Clearly there are no assumed mechanisms in my argument.
Unchanging facts of protein “creation”:
Proteins are chains of amino acids.
Some 500 amino acids are known but only 20 amino acids are used in life’s proteins.
The implicit ordering of the 20 amino acids endows the protein chain with remarkable physical and chemical properties and ultimately the function of the protein.
So, given the odds of 1 in 20 for the implicit ordering of each link, a small protein chain of 100 amino acid links has 1 chance in 20^100 (1 chance in 10^130) of emerging functional on its own.

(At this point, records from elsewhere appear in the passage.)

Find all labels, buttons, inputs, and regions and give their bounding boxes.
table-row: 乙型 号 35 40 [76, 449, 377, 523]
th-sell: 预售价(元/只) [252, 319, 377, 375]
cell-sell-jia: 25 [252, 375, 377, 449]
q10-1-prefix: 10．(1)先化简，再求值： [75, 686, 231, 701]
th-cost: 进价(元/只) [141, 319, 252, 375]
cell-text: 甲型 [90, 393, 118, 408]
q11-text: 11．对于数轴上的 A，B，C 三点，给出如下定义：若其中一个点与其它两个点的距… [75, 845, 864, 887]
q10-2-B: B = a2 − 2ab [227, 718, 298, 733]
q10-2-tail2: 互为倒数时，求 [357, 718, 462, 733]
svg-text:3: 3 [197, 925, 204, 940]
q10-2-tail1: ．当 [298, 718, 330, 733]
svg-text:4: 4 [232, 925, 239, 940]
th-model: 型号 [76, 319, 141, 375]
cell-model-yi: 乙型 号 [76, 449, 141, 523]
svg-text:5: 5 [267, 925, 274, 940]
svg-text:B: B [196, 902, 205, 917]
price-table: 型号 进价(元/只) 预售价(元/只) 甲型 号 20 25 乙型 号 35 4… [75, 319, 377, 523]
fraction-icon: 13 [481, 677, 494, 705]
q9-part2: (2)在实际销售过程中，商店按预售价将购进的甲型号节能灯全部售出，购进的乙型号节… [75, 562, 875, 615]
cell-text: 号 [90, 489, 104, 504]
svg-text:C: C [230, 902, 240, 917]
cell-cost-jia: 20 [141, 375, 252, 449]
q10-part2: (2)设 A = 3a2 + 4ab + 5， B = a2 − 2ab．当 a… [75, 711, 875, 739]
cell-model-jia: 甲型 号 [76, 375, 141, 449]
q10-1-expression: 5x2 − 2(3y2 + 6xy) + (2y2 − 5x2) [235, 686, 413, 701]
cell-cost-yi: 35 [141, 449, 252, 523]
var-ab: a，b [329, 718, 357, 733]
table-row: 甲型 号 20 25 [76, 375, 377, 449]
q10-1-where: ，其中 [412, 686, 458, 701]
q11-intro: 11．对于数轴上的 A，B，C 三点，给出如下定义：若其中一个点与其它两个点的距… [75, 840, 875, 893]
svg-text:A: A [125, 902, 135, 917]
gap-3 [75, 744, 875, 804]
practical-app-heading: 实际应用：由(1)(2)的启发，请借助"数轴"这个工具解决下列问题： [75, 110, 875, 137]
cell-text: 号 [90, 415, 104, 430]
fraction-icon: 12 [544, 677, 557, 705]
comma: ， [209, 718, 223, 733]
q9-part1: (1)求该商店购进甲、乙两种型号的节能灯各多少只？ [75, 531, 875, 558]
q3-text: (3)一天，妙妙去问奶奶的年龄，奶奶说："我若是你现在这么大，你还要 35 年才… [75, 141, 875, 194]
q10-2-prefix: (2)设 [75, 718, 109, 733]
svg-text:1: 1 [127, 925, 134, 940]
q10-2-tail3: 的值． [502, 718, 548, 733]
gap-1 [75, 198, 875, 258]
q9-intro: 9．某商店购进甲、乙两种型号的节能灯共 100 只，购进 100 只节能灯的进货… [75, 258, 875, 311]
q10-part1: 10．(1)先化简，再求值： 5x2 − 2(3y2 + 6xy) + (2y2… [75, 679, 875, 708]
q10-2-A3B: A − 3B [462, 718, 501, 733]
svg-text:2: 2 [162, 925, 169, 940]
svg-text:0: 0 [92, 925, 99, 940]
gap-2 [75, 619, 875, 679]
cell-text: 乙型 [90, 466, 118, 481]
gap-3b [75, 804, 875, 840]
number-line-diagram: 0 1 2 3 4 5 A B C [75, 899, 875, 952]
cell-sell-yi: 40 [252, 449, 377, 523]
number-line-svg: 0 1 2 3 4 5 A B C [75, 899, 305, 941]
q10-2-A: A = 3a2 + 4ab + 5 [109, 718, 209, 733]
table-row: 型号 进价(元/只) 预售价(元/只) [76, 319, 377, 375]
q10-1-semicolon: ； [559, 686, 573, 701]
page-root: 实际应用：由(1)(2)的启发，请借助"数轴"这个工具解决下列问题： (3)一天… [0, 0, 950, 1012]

Of course one functional protein is not alive. Modern biochemistry has shown that any “cooperative self-replicating system” (including any hypothetical protobiont) is (or would have been) operated by teams of proteins. The simplest known self-reproducing organism (H39 strain of Mycoplasma) has 625 proteins averaging 400 amino acids each. However, some contend that, theoretically, one might get by with 124 such proteins. The chances of spontaneously forming 124 such proteins, are 1 in 10^79,360.
Doltologist, most textbooks focus on the chemistry of life—which molecules do what inside the cell. Obviously, life is a chemical phenomenon, but it's distinctiveness lies not in the chemistry as such but something even more profound.